Fallston resident Tim Mozingo said he often sees stories in the news about police officers being killed in the line of duty.
But after his neighbor, Baltimore County Police Department Officer First Class Amy S. Caprio, was killed investigating a call about a suspicious vehicle in Perry Hall Monday, Monzingo said it left him and others in the neighborhood with a “dreary feeling.”
“I see it all over the news, but it doesn’t seem to happen to anyone you know,” the 18-year-old Stevenson University student said Tuesday. “This one really hits home.”
Mozingo, a 2017 graduate of Fallston High School who has returned to his parents’ home on summer break, said he did not know Officer First Class Caprio and her husband well, except to wave at them when the Caprios were out walking their dogs, or when Mozingo was going to work or school.
“[There is] just a dreary feeling around the neighborhood, to be honest,” he said.
Mozingo lives a few doors from the Caprios in a neighborhood of modest single family homes off Pleasantville Road, near its intersection with Route 152. Officer First Class Caprio and her husband, Timothy, purchased their house in July 2015, according to state property tax records.
In midst of a pounding rain, a Baltimore County Police officer sat in a marked cruiser late Tuesday morning in front of the Caprios’ house.
A mailbox at the end of the driveway was painted black with a horizontal blue stripe on the side.
Many Harford County residents obtained similar black logos with blue stripes following the murders of two Harford County Sheriff’s Office deputies, Senior Deputy Patrick Dailey and Deput First Class Mark Logsdon, in February 2016. They were the first Harford deputies to be murdered since 1899.
Several residents on the Caprios’ street either did not answer their doors or declined to talk with members of the media when they did answer.
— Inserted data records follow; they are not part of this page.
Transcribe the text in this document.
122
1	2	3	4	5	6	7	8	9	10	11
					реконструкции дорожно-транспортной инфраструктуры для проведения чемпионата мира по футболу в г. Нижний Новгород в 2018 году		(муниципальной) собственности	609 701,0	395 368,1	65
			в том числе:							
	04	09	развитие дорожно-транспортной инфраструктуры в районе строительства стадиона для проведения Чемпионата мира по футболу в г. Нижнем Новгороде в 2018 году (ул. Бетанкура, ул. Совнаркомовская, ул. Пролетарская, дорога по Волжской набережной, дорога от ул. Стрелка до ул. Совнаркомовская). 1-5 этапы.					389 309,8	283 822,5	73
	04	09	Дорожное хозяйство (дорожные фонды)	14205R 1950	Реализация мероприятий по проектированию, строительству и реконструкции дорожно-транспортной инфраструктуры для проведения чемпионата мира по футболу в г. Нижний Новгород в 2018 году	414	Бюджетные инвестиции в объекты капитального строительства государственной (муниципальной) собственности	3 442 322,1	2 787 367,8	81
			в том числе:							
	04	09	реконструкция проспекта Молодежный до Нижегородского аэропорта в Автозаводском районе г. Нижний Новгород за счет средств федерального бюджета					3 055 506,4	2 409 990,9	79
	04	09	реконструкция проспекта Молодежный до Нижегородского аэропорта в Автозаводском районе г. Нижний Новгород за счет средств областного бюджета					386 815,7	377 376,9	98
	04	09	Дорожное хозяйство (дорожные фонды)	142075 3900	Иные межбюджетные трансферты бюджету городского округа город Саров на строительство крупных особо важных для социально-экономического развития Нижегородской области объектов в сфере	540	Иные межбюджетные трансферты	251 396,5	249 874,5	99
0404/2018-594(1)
The Baltimore County officer parked outside the Caprio home shook his head “no” when approached by an Aegis reporter who asked if he would speak with the media.
A marked Harford Sheriff’s Office patrol vehicle was stationed about a block away at the closest intersection.
“We have offered our assistance and are ready to assist if needed,” Cristie Kahler, director of media relations for the Sheriff’s Office, said earlier in the day when asked if her agency had been involved in aiding Baltimore County Police in the wake of Officer First Class Caprio’s death.
“There’s been a lot of police activity around here since yesterday,” said Mozingo, the neighbor, who said he saw Baltimore County officers working in shifts in front of the Caprio house.
There were a number of visible indicators that families occupy the single-family houses on the Caprios’ street, such as basketball hoops and soccer goals in the yards.
A woman pulling a child in a wagon walked along the block, but declined to speak to a reporter.
She was observed checking with the Baltimore County officer and then walking up to the Caprio house, re-emerging a short time later.
Mozingo said he expects most neighbors are trying to give the slain officer’s family “time to cope.”
“It’s still fresh in everyone’s minds,” he said.
Harford County is home to many law enforcement officers who work both locally and around the region, as well as being home to a number of retired officers.
"Within 48 hours, here in the state of Maryland, one of our colleagues in Baltimore County lost her life this afternoon while, again, serving and protecting the citizens in Baltimore County,” Havre de Grace Police Chief Teresa Walter said during a Havre de Grace City Council meeting Monday night.
She asked city leaders for a brief moment of silence for Officer First Class Caprio “and her family and our colleagues in Baltimore County.” Earlier, Havre de Grace William T. Martin ordered that the city’s downtown be lit up in blue for two nights in honor of Officer First Class Caprio.
Walter noted that National Police Week, a time to honor law enforcement officers around the country who have lost their lives in the line of duty while protecting and serving their communities, just ended Saturday.
City Councilman David Martin echoed the chief’s comments "about the loss of a sister in law enforcement.” Martin, who is retired from the Maryland State Police, recalled when a close friend on the force was shot and killed during Martin’s first year as a trooper in the 1970s.
“The biggest thing I ask is, we support our law enforcement, we watch out for each other and still, if you see something suspicious, report it,” he said. “It’s the only way to keep the community as safe as it is.”
Aegis staff members Matt Button and Erika Butler contributed to this report.